Metrics are numeric measurements recorded over time. They give you a bird's-eye view of the overall health and performance of your system.
Example:
cpu_usage_percentage{host="server-1"} 85.5
What it answers:
- "Is there a problem right now?"
- "What is the overall trend?" (e.g., "Our error rate just spiked from 1% to 15%," or "Memory usage is slowly creeping up.")
Characteristics:
- Highly compressible and cheap to store for long periods
- Very fast to query
- Best choice for triggering Alerts and building high-level Dashboards
Grafana Backend: Prometheus or Grafana Mimir
2. Logs — The "Why"
Logs are discrete, timestamped text records of specific events that occurred within your application or system.
Example:
2026-04-08 10:15:02 ERROR [PaymentService] Connection refused to database db-cluster-1
What it answers:
- "Why did this specific problem happen?"
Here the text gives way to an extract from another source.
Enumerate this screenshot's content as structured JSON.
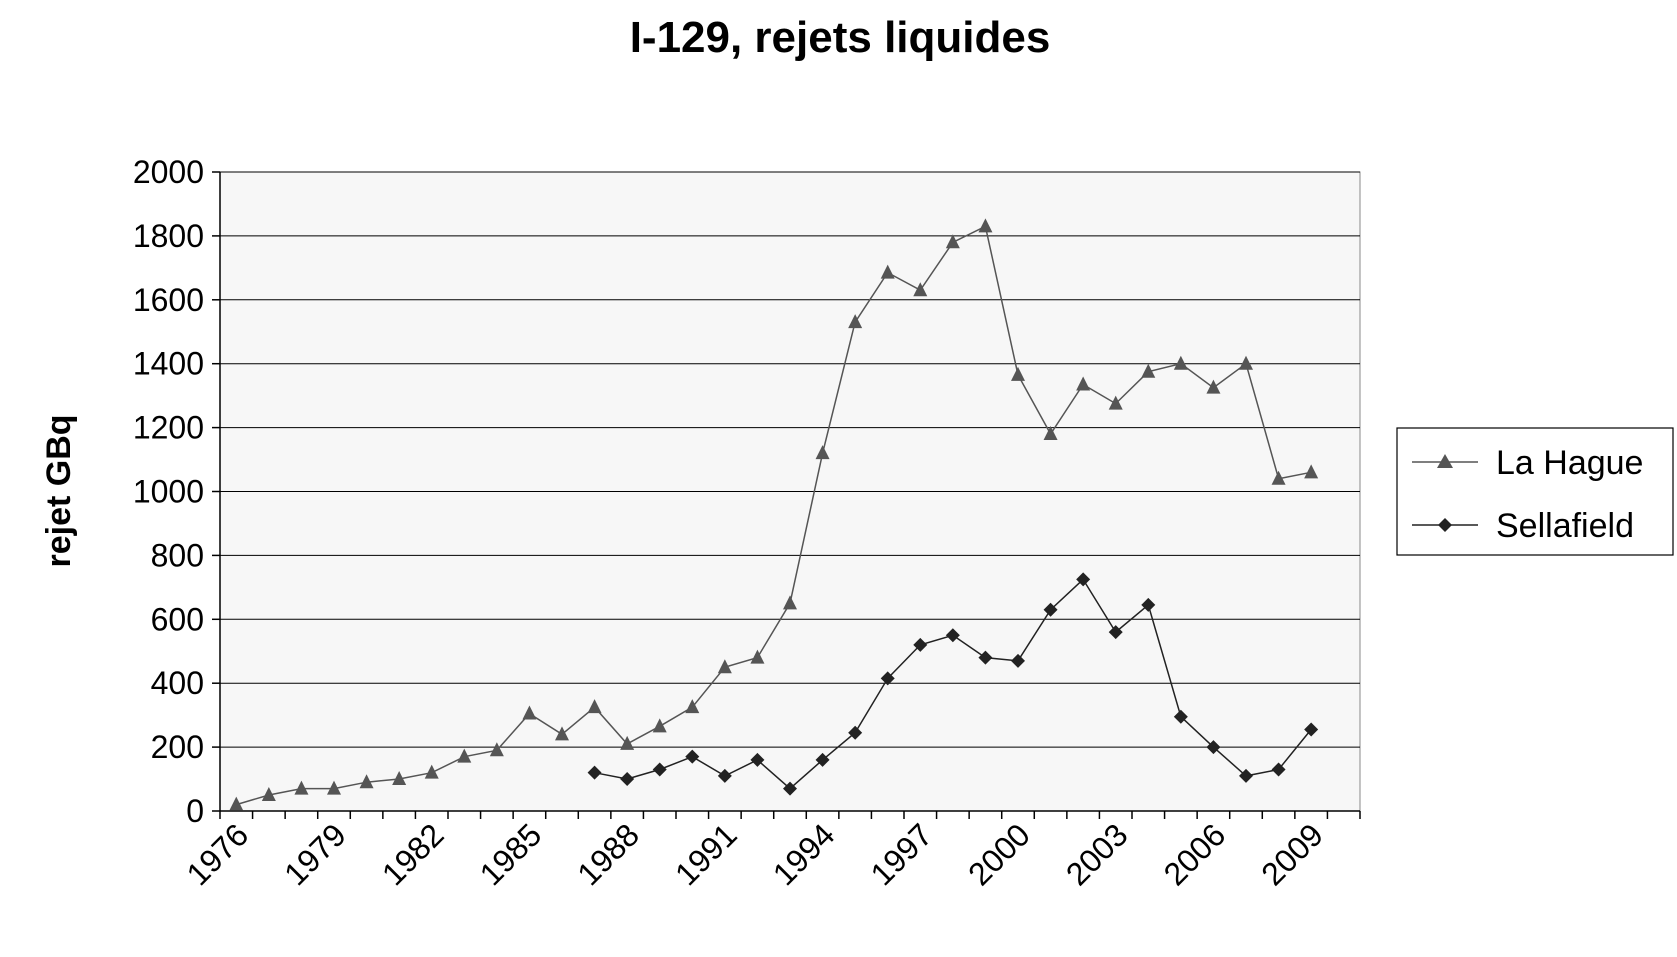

- Once a metric alerts you to a spike in errors, you look at the logs to find the exact error message or stack trace.
Characteristics:
- Contains the deepest, most granular context about a specific event
- Can be expensive to store at high volumes and slower to query than metrics
Grafana Backend: Grafana Loki — designed to be highly efficient by only indexing labels (much like Prometheus), rather than full-text indexing the entire log line.
3. Traces — The "Where"
A trace represents the end-to-end journey of a single user request as it travels through a distributed system (especially microservices). A trace is made up of spans, where each span represents a specific operation or service call.
Example — a waterfall chart:
User Request ████████████████████████ 2.0s
Auth Service ██ 0.1s
Billing Service ██████████████████████ 1.9s
DB Query █████████████████████ 1.8s
What it answers:
- "Where exactly is the bottleneck?"
- "Which specific microservice is causing the request to fail?"
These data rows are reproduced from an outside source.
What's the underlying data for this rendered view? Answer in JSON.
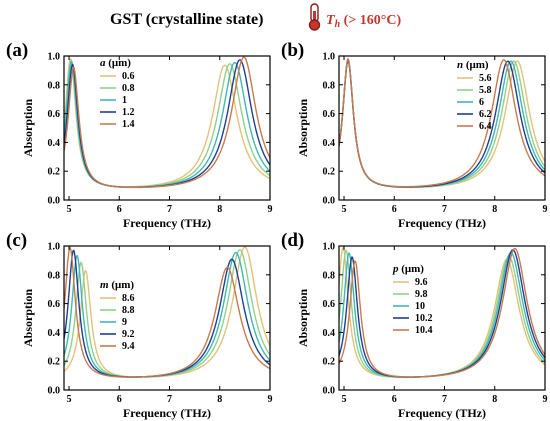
{
  "header": {
    "title": "GST (crystalline state)",
    "temp_symbol": "T",
    "temp_sub": "h",
    "temp_value": " (> 160°C)",
    "title_color": "#000000",
    "temp_color": "#c0392b"
  },
  "chart_data": [
    {
      "id": "a",
      "letter": "(a)",
      "type": "line",
      "xlabel": "Frequency (THz)",
      "ylabel": "Absorption",
      "xlim": [
        4.9,
        9.0
      ],
      "ylim": [
        0.0,
        1.0
      ],
      "xticks": [
        5,
        6,
        7,
        8,
        9
      ],
      "yticks": [
        0.0,
        0.2,
        0.4,
        0.6,
        0.8,
        1.0
      ],
      "legend_symbol": "a",
      "legend_unit": " (μm)",
      "legend_position": "upper-left",
      "series": [
        {
          "name": "0.6",
          "color": "#e3c27a",
          "p1": 5.03,
          "a1": 0.97,
          "p2": 8.1,
          "a2": 0.93
        },
        {
          "name": "0.8",
          "color": "#8fd18d",
          "p1": 5.04,
          "a1": 0.96,
          "p2": 8.2,
          "a2": 0.94
        },
        {
          "name": "1",
          "color": "#3fb8b5",
          "p1": 5.05,
          "a1": 0.95,
          "p2": 8.3,
          "a2": 0.95
        },
        {
          "name": "1.2",
          "color": "#1f3f8f",
          "p1": 5.07,
          "a1": 0.93,
          "p2": 8.4,
          "a2": 0.97
        },
        {
          "name": "1.4",
          "color": "#c87a4f",
          "p1": 5.09,
          "a1": 0.91,
          "p2": 8.48,
          "a2": 0.99
        }
      ]
    },
    {
      "id": "b",
      "letter": "(b)",
      "type": "line",
      "xlabel": "Frequency (THz)",
      "ylabel": "Absorption",
      "xlim": [
        4.9,
        9.0
      ],
      "ylim": [
        0.0,
        1.0
      ],
      "xticks": [
        5,
        6,
        7,
        8,
        9
      ],
      "yticks": [
        0.0,
        0.2,
        0.4,
        0.6,
        0.8,
        1.0
      ],
      "legend_symbol": "n",
      "legend_unit": " (μm)",
      "legend_position": "upper-right",
      "series": [
        {
          "name": "5.6",
          "color": "#e3c27a",
          "p1": 5.08,
          "a1": 0.96,
          "p2": 8.45,
          "a2": 0.96
        },
        {
          "name": "5.8",
          "color": "#8fd18d",
          "p1": 5.08,
          "a1": 0.96,
          "p2": 8.38,
          "a2": 0.96
        },
        {
          "name": "6",
          "color": "#3fb8b5",
          "p1": 5.08,
          "a1": 0.96,
          "p2": 8.32,
          "a2": 0.96
        },
        {
          "name": "6.2",
          "color": "#1f3f8f",
          "p1": 5.08,
          "a1": 0.96,
          "p2": 8.26,
          "a2": 0.96
        },
        {
          "name": "6.4",
          "color": "#c87a4f",
          "p1": 5.08,
          "a1": 0.97,
          "p2": 8.18,
          "a2": 0.97
        }
      ]
    },
    {
      "id": "c",
      "letter": "(c)",
      "type": "line",
      "xlabel": "Frequency (THz)",
      "ylabel": "Absorption",
      "xlim": [
        4.9,
        9.0
      ],
      "ylim": [
        0.0,
        1.0
      ],
      "xticks": [
        5,
        6,
        7,
        8,
        9
      ],
      "yticks": [
        0.0,
        0.2,
        0.4,
        0.6,
        0.8,
        1.0
      ],
      "legend_symbol": "m",
      "legend_unit": " (μm)",
      "legend_position": "center",
      "series": [
        {
          "name": "8.6",
          "color": "#e3c27a",
          "p1": 5.33,
          "a1": 0.81,
          "p2": 8.5,
          "a2": 0.99
        },
        {
          "name": "8.8",
          "color": "#8fd18d",
          "p1": 5.24,
          "a1": 0.87,
          "p2": 8.4,
          "a2": 0.97
        },
        {
          "name": "9",
          "color": "#3fb8b5",
          "p1": 5.16,
          "a1": 0.92,
          "p2": 8.32,
          "a2": 0.95
        },
        {
          "name": "9.2",
          "color": "#1f3f8f",
          "p1": 5.09,
          "a1": 0.96,
          "p2": 8.24,
          "a2": 0.9
        },
        {
          "name": "9.4",
          "color": "#c87a4f",
          "p1": 5.02,
          "a1": 0.98,
          "p2": 8.15,
          "a2": 0.84
        }
      ]
    },
    {
      "id": "d",
      "letter": "(d)",
      "type": "line",
      "xlabel": "Frequency (THz)",
      "ylabel": "Absorption",
      "xlim": [
        4.9,
        9.0
      ],
      "ylim": [
        0.0,
        1.0
      ],
      "xticks": [
        5,
        6,
        7,
        8,
        9
      ],
      "yticks": [
        0.0,
        0.2,
        0.4,
        0.6,
        0.8,
        1.0
      ],
      "legend_symbol": "p",
      "legend_unit": " (μm)",
      "legend_position": "center-left",
      "series": [
        {
          "name": "9.6",
          "color": "#e3c27a",
          "p1": 4.98,
          "a1": 0.98,
          "p2": 8.24,
          "a2": 0.9
        },
        {
          "name": "9.8",
          "color": "#8fd18d",
          "p1": 5.04,
          "a1": 0.96,
          "p2": 8.28,
          "a2": 0.92
        },
        {
          "name": "10",
          "color": "#3fb8b5",
          "p1": 5.1,
          "a1": 0.94,
          "p2": 8.32,
          "a2": 0.95
        },
        {
          "name": "10.2",
          "color": "#1f3f8f",
          "p1": 5.16,
          "a1": 0.91,
          "p2": 8.36,
          "a2": 0.97
        },
        {
          "name": "10.4",
          "color": "#c87a4f",
          "p1": 5.22,
          "a1": 0.88,
          "p2": 8.4,
          "a2": 0.98
        }
      ]
    }
  ]
}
- If a user complains a page is slow, a trace shows you exactly which backend service or database query took the longest.
Characteristics:
- Essential for debugging complex, distributed microservice architectures
- Shows the relationship and timing between different services
Grafana Backend: Grafana Tempo
How They Work Together — The Debugging Workflow
A typical debugging workflow in Grafana seamlessly links all three pillars:
Metrics → Detect: You receive a Slack alert from Prometheus because the latency metric for your API spiked.
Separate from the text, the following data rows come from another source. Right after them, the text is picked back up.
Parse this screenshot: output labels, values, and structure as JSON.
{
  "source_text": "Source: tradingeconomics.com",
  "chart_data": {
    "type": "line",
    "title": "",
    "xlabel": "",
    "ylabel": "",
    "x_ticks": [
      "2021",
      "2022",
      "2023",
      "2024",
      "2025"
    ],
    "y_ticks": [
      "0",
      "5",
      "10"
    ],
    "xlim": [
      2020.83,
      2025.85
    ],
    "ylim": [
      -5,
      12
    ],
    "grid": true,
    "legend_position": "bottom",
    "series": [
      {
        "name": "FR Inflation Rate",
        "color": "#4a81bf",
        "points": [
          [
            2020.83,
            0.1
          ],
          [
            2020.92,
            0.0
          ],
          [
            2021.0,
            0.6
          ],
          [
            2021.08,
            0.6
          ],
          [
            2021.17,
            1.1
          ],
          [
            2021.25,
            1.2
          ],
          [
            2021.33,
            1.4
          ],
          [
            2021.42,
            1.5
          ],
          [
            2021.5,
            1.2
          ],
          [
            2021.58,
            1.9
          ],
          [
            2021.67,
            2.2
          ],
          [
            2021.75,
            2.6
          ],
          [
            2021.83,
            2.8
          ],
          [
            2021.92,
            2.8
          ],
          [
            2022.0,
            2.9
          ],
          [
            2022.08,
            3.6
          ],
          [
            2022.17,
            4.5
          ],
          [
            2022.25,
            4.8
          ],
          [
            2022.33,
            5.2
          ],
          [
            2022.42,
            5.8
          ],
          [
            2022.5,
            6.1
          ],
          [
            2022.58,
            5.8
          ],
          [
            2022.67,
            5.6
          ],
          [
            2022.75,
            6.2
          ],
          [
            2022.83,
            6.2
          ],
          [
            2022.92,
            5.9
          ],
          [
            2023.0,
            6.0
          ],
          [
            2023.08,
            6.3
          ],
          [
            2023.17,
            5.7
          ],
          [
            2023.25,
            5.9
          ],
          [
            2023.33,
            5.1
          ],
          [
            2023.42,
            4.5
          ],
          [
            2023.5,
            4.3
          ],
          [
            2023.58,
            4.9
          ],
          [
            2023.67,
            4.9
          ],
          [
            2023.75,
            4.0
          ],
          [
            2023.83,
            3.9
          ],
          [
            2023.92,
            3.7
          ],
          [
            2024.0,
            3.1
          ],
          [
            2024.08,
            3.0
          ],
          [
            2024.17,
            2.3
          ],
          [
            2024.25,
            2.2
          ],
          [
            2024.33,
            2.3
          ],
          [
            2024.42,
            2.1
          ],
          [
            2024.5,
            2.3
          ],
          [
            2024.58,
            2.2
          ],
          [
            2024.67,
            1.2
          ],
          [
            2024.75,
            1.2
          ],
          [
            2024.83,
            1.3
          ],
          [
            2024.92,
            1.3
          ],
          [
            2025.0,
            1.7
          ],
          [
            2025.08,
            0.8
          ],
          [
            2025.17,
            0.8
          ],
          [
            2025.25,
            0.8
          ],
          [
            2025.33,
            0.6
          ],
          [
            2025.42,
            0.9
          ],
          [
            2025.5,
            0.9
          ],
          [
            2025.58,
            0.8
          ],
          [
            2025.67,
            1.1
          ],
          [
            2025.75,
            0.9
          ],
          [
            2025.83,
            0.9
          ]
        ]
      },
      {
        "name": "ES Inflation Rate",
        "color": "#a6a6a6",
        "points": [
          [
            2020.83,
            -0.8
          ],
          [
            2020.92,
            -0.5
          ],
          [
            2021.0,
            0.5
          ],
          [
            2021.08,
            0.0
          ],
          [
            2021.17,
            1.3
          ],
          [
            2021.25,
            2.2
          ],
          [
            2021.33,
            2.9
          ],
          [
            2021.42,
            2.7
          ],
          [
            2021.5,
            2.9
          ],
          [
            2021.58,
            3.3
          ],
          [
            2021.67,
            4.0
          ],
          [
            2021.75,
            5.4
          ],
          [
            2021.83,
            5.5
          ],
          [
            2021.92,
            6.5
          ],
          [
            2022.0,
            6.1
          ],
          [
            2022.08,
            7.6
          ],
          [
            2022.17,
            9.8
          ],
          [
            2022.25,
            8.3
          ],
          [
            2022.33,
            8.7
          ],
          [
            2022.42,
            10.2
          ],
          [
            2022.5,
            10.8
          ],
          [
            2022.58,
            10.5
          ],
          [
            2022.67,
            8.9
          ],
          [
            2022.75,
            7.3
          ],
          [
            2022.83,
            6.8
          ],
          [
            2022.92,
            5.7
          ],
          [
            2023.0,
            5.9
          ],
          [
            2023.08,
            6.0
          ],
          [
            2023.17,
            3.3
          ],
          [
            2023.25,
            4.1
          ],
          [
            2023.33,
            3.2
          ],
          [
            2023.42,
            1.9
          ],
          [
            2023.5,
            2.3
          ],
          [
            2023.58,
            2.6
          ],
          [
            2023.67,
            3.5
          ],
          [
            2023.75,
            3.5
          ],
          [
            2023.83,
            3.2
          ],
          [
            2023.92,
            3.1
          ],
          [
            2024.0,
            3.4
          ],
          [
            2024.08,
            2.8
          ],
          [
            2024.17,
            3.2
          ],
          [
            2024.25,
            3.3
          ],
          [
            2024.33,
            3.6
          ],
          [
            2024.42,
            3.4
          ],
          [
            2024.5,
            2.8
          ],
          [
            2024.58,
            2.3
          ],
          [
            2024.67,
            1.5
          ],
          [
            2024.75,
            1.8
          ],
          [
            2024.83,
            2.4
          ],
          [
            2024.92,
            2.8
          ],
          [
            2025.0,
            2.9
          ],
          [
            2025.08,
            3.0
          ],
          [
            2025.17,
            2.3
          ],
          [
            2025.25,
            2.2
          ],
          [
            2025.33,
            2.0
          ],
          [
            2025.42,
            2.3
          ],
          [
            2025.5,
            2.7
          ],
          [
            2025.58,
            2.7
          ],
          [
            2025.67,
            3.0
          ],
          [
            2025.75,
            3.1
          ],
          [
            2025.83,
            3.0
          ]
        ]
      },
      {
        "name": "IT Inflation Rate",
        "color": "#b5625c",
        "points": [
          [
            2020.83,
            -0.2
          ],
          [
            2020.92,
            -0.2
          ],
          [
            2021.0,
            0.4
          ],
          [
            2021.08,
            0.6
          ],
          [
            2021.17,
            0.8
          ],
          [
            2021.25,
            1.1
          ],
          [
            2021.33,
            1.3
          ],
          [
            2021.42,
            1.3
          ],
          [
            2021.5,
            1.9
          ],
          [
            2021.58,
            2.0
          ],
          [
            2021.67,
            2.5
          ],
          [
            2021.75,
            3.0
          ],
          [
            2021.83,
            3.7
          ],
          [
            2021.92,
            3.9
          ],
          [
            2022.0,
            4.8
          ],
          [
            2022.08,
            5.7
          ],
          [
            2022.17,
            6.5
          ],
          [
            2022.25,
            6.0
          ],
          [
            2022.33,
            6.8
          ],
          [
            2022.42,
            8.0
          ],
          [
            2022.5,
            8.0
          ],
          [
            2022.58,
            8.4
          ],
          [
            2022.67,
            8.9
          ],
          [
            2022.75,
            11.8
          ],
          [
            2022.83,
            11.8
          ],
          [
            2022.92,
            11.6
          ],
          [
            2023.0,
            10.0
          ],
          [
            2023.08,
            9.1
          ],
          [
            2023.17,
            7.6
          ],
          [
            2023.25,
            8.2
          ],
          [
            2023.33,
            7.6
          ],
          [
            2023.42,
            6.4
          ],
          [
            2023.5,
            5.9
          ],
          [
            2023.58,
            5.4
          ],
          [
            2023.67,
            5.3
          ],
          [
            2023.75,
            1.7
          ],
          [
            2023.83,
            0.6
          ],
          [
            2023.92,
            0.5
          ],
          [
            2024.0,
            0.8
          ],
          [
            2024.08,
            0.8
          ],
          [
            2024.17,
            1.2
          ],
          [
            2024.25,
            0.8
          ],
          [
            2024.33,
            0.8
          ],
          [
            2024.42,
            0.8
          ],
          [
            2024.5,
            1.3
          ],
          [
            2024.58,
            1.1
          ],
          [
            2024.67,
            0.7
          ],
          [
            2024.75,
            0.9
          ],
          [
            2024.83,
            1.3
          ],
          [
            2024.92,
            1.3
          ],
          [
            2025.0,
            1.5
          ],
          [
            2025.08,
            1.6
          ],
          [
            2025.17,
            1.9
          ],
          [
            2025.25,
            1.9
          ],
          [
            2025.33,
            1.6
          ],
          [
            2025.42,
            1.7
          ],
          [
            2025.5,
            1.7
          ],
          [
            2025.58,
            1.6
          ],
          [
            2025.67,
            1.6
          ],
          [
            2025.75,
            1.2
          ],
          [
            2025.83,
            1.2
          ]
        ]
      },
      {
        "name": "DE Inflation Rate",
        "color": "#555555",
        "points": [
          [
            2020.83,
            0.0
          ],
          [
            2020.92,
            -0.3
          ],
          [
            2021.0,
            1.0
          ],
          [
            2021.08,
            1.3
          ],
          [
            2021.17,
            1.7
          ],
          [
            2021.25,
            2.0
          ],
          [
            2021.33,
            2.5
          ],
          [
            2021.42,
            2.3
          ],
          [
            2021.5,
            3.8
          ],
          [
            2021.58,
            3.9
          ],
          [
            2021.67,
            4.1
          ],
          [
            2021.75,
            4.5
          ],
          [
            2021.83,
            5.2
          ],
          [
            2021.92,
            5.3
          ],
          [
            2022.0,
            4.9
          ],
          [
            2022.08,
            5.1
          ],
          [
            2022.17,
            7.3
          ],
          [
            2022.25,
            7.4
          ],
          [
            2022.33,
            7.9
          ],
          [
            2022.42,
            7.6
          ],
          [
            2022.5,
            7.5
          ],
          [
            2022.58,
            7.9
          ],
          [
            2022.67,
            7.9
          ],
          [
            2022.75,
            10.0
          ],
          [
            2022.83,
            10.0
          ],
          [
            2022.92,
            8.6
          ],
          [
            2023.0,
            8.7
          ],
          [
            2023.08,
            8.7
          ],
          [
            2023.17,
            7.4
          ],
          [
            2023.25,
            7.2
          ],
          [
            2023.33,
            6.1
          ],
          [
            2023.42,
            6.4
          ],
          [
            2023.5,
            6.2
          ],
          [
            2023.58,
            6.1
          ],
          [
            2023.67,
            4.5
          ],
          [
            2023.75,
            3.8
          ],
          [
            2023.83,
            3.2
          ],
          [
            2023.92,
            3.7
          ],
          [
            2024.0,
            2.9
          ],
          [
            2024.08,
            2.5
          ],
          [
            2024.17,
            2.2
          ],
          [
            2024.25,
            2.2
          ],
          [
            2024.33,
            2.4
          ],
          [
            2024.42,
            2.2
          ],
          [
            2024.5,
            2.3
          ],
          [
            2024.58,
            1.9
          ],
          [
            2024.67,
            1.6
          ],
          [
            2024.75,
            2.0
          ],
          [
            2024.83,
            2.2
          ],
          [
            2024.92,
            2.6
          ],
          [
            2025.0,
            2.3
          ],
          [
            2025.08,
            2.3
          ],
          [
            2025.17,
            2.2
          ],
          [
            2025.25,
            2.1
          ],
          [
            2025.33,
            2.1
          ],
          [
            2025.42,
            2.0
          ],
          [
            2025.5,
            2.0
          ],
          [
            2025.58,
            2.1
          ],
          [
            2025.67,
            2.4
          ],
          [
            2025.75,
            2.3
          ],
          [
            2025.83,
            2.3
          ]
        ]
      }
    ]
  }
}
Traces → Isolate: You click the alert, which opens a Grafana dashboard. Using Exemplars (links from metrics to traces), you click on a specific slow request to view its Trace in Tempo. The trace shows you that the
UserDatabaseservice took 5 seconds.Logs → Root Cause: From that specific span in the trace, you click a button to view the Logs in Loki for that exact service, at that exact millisecond. The log reveals:
Query timeout: Index missing on table 'users'
Use Metrics to detect the issue, Traces to isolate where it happened, and Logs to find the root cause.